Linking molecular motors to membrane cargo

Abstract

Three types of motors, myosins, kinesins, and cytoplasmic dynein, cooperate to transport intracellular membrane organelles. Transport of each cargo is determined by recruitment of specific sets of motors and their regulation. Targeting of motors to membranes often depends on the formation of large multiprotein assemblies and can be influenced by membrane lipid composition. Motor activity can be regulated by cargo-induced conformational changes such as unfolding or dimerization. The architecture and function of motor: cargo complexes can also be controlled by phosphorylation, calcium signaling, and proteolysis. The complexity of transport systems is further increased by mechanical and functional cross-talk between different types of motors on the same cargo and by participation of the same motor in the movement of different organelles.

Figure 1. “Multitasking” motors

The scheme illustrates the multiplicity of cargos transported by the two type V myosins (Myo2 and Myo4) in budding yeast and kinesin-1 in mammals. Where known, components of membrane attachment protein complexes and their modes of membrane interaction are indicated. Membrane attachment often depends on lipid anchors, such as geranylgeranyl groups in the case of Rabs (Ypt11, Ypt31/32 and Rab3, Rab6 and Rab27a), and myristoyl and palmitoyl groups for the yeast vacuole protein Vac8 [19]. Transmembrane proteins, such as Inp2 [1], the small GTPase Miro [34], APP [2], and various receptors such as AMPAR [20], GABA_A [51] and TrkB [23 ″] can also serve as a part of the motor attachment complex, often in conjunction with adaptors. Animal nuclei can be linked to microtubule motors through proteins of the Syne/nesprin family, large cytoskeletal linkers that pierce the outer nuclear membrane [52 ″], or through nuclear pore complexes [35]. Compartment-specific motor receptors can attach to unique regions on the surface of the motor’s CBD, as has been described for Myo2 [76]. Kinesin-1 also uses different binding sites for different cargo: it is a heterotetramer of two heavy and two light chains, and some adaptors such as Milton, HAP1, and GRIP1 interact with the heavy chains [20,34,51], while others, such as JIP1 and CMRP-2 [23 ″,40], bind to the light chains. Possible competition for the same binding site on the motor has also been described [1], underscoring the need for regulation and coordination in multitasking. For some organelles, such as the ER, motor receptors are still elusive. In mammalian cells, the transmembrane ER protein kinectin was proposed to act as a kinesin receptor, but its importance was later disputed [33].

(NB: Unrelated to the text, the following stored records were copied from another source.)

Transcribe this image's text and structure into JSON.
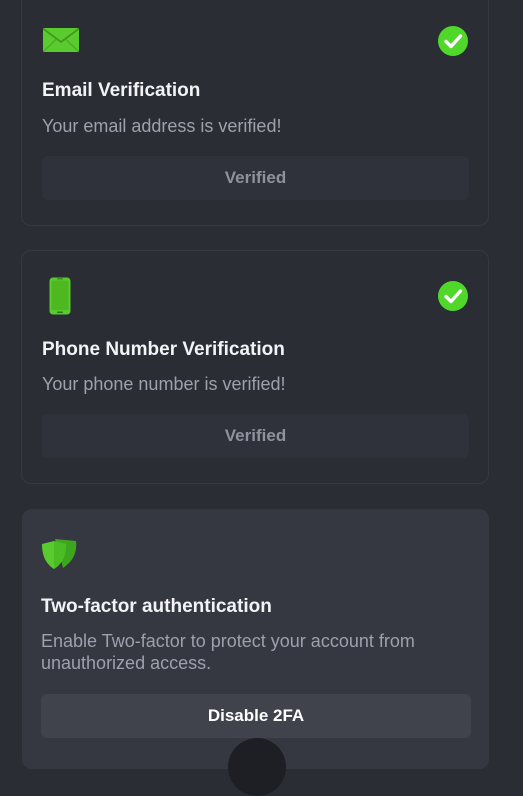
{
  "colors": {
    "background": "#2b2d35",
    "card_active": "#363841",
    "accent_green": "#58d32c",
    "check_green": "#4fd82a"
  },
  "email": {
    "icon": "envelope-icon",
    "title": "Email Verification",
    "description": "Your email address is verified!",
    "button_label": "Verified",
    "status_icon": "check-circle-icon"
  },
  "phone": {
    "icon": "smartphone-icon",
    "title": "Phone Number Verification",
    "description": "Your phone number is verified!",
    "button_label": "Verified",
    "status_icon": "check-circle-icon"
  },
  "two_factor": {
    "icon": "shield-icon",
    "title": "Two-factor authentication",
    "description": "Enable Two-factor to protect your account from unauthorized access.",
    "button_label": "Disable 2FA"
  }
}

Figure 2. Cargo-dependent regulation of motors

The schemes illustrate the two main mechanisms identified to date where cargo can regulate motor mechanochemistry: cargo-driven unfolding (myosin V and kinesin-1) and cargo-driven dimerization (myosin VI). In the case of myosin V [41] and kinesin-1 [40], these intrinsically dimeric molecules exist in a folded, enzymatically and mechanically quiescent state in the absence of cargo, and in an extended, active state in the presence of cargo. In the case of myosin V, one such unfolding/activating cargo is melanophilin [77], while the unfolding/activation of kinesin-I requires an activator (FEZ1) in addition to a cargo (JIP1) [40]. Whether cargos simply trap the motor kinetically in its extended state or can allosterically induce the extended state remains an important unanswered question. Interestingly, fluorescence resonance energy transfer (FRET) studies showed that in folded kinesin-I, the motor’s light chains push the heads far apart, presumably to inhibit motility [40]. Other kinesin family members (e.g. kinesin-2, kinesin-7) are also subject to cargo-dependent unfolding/activation [40]. In the case of myosin VI, a quiescent, folded monomer can be converted to an extended processive dimer through interaction with dimeric cargo [9 ″″]. Dimerization may be facilitated by subsequent self association of the myosin VI heavy chains through weak coiled coil interactions, as well as by the sensing of membrane lipids by the CBD. Note that the properties of the medial tail of myosin VI (e.g. contribution to dimerization, lever arm length, reverse movement, etc) are currently areas of intense debate (see [43] for review). The cargo-unfolded, monomeric, non-processive version of myosin VI might also support certain cellular functions.